JPH08145800A - Infrared thermometer - Google Patents

Abstract

(57) [Summary] [Object] To provide an infrared thermometer capable of easily and accurately measuring the temperature of the eardrum. An infrared sensor 1 for detecting infrared rays L from an ear canal 70, a temperature sensor 2 for measuring the temperature of the infrared sensor 1 itself, a probe 3 inserted in the ear canal 70, and an output of the infrared sensor 1 CPU8 for calculating body temperature
A maximum value memory 9 that stores the maximum value among the measured values obtained by the CPU 8, a beeper 10 that sounds each time the measured value exceeds the maximum value, and the maximum value stored in the maximum value memory 9 as a power source. A battery backup memory 11 for storing and holding regardless of on / off, and an LCD 12 for displaying both the maximum value and the measured value are provided.

Description

Detailed Description of the Invention

[0001]

BACKGROUND OF THE INVENTION 1. Field of the Invention The present invention relates to an infrared thermometer which measures the temperature of the surface of a living body by means of infrared rays emitted from the surface of the living body, and more particularly to an infrared thermometer which detects the infrared rays from the ear canal of the human body to measure the body temperature.

[0002]

2. Description of the Related Art Generally, an infrared thermometer of this type includes an infrared sensor for detecting infrared rays emitted from an ear canal of a human body,
A probe that guides infrared rays from the ear canal to the infrared sensor and a temperature calculation unit that calculates the temperature (body temperature) based on the output of the infrared sensor are provided. The probe that captures infrared rays
It has a certain viewing angle defined by its optical structure. Although it is necessary to narrow the viewing angle in order to measure only the eardrum temperature, there is a problem such as a decrease in sensitivity, and there is a practical limit to narrowing the viewing angle. for that reason,
Infrared thermometers that have been put into practical use at present include not only the eardrum but also the peripheral area of the eardrum. By the way, it is known that the temperature closer to the body temperature is the temperature of the eardrum, and the temperature of the peripheral portion of the eardrum is lower than the temperature of the eardrum.

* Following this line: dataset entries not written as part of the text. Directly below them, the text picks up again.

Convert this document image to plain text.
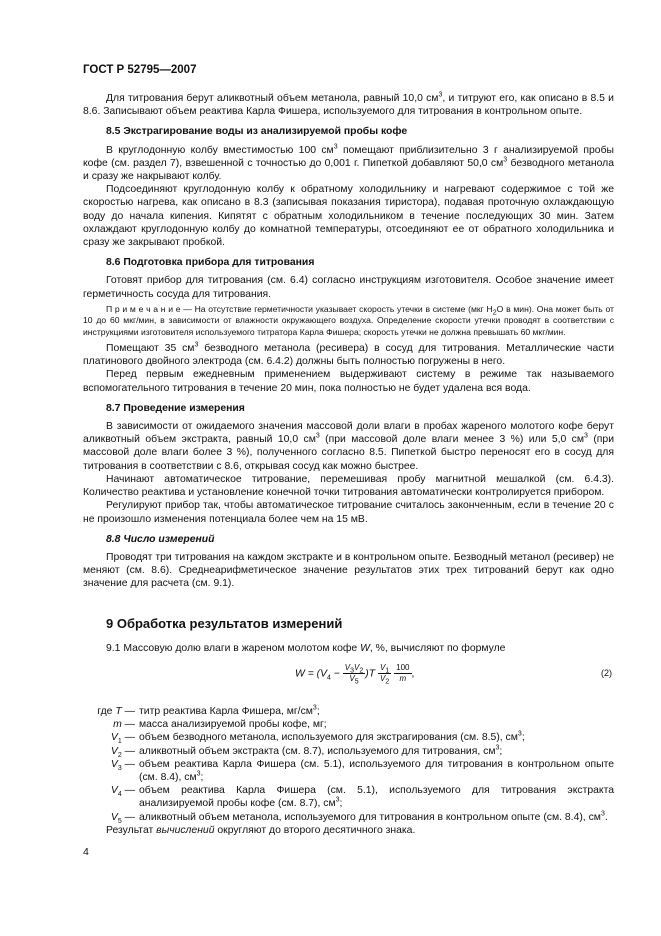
ГОСТ Р 52795—2007

Для титрования берут аликвотный объем метанола, равный 10,0 $см^3$, и титруют его, как описано в 8.5 и 8.6. Записывают объем реактива Карла Фишера, используемого для титрования в контрольном опыте.

8.5 Экстрагирование воды из анализируемой пробы кофе

В круглодонную колбу вместимостью 100 $см^3$ помещают приблизительно 3 г анализируемой пробы кофе (см. раздел 7), взвешенной с точностью до 0,001 г. Пипеткой добавляют 50,0 $см^3$ безводного метанола и сразу же накрывают колбу.

Подсоединяют круглодонную колбу к обратному холодильнику и нагревают содержимое с той же скоростью нагрева, как описано в 8.3 (записывая показания тиристора), подавая проточную охлаждающую воду до начала кипения. Кипятят с обратным холодильником в течение последующих 30 мин. Затем охлаждают круглодонную колбу до комнатной температуры, отсоединяют ее от обратного холодильника и сразу же закрывают пробкой.

8.6 Подготовка прибора для титрования

Готовят прибор для титрования (см. 6.4) согласно инструкциям изготовителя. Особое значение имеет герметичность сосуда для титрования.

П р и м е ч а н и е — На отсутствие герметичности указывает скорость утечки в системе (мкг $H_2O$ в мин). Она может быть от 10 до 60 мкг/мин, в зависимости от влажности окружающего воздуха. Определение скорости утечки проводят в соответствии с инструкциями изготовителя используемого титратора Карла Фишера; скорость утечки не должна превышать 60 мкг/мин.

Помещают 35 $см^3$ безводного метанола (ресивера) в сосуд для титрования. Металлические части платинового двойного электрода (см. 6.4.2) должны быть полностью погружены в него.

Перед первым ежедневным применением выдерживают систему в режиме так называемого вспомогательного титрования в течение 20 мин, пока полностью не будет удалена вся вода.

8.7 Проведение измерения

В зависимости от ожидаемого значения массовой доли влаги в пробах жареного молотого кофе берут аликвотный объем экстракта, равный 10,0 $см^3$ (при массовой доле влаги менее 3 %) или 5,0 $см^3$ (при массовой доле влаги более 3 %), полученного согласно 8.5. Пипеткой быстро переносят его в сосуд для титрования в соответствии с 8.6, открывая сосуд как можно быстрее.

Начинают автоматическое титрование, перемешивая пробу магнитной мешалкой (см. 6.4.3). Количество реактива и установление конечной точки титрования автоматически контролируется прибором.

Регулируют прибор так, чтобы автоматическое титрование считалось законченным, если в течение 20 с не произошло изменения потенциала более чем на 15 мВ.

8.8 Число измерений

Проводят три титрования на каждом экстракте и в контрольном опыте. Безводный метанол (ресивер) не меняют (см. 8.6). Среднеарифметическое значение результатов этих трех титрований берут как одно значение для расчета (см. 9.1).

9 Обработка результатов измерений

9.1 Массовую долю влаги в жареном молотом кофе W, %, вычисляют по формуле

$W = (V_4 - \frac{V_3V_2}{V_5} )T \frac{V_1}{V_2}$
$\frac{100}{m}$ ,	(2)
где T — титр реактива Карла Фишера, $мг/см^3$;
m — масса анализируемой пробы кофе, мг;
$V_1$ — объем безводного метанола, используемого для экстрагирования (см. 8.5), $см^3$;
$V_2$ — аликвотный объем экстракта (см. 8.7), используемого для титрования, $см^3$;
$V_3$ — объем реактива Карла Фишера (см. 5.1), используемого для титрования в контрольном опыте (см. 8.4), $см^3$;
$V_4$ — объем реактива Карла Фишера (см. 5.1), используемого для титрования экстракта анализируемой пробы кофе (см. 8.7), $см^3$;
$V_5$ — аликвотный объем метанола, используемого для титрования в контрольном опыте (см. 8.4), $см^3$.

Результат вычислений округляют до второго десятичного знака.

4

Therefore, a practical infrared thermometer has a problem that the measured temperature changes depending on the orientation of the probe with respect to the eardrum. As a solution to this problem, there is a method in which a peak hold circuit is provided so that the operator rotates the probe within a certain period of time and records the maximum value of the body temperature within that period.

[0004]

However, in the infrared thermometer having the above-described peak hold circuit, the temperature around the eardrum has a great influence, and the operator cannot know whether or not the probe is really suitable for the eardrum. There is a point. Therefore, the present invention has been made in view of the above problems, and an object thereof is to provide an infrared thermometer capable of easily and accurately measuring the temperature of the eardrum.

[0005]

In order to achieve the above object, an infrared thermometer according to claim 1 of the present invention comprises an infrared sensor for detecting infrared rays emitted from a living body part and a living body inserted in the living body part. A probe that guides infrared rays from a body part to an infrared sensor, and a temperature calculation means that calculates the temperature of a living body part based on the output of the infrared sensor, in which the maximum value among the measured values obtained by the temperature calculation means is set. It is characterized by comprising maximum value storage means for storing and display means for selectively displaying both or one of the maximum value and the measured value.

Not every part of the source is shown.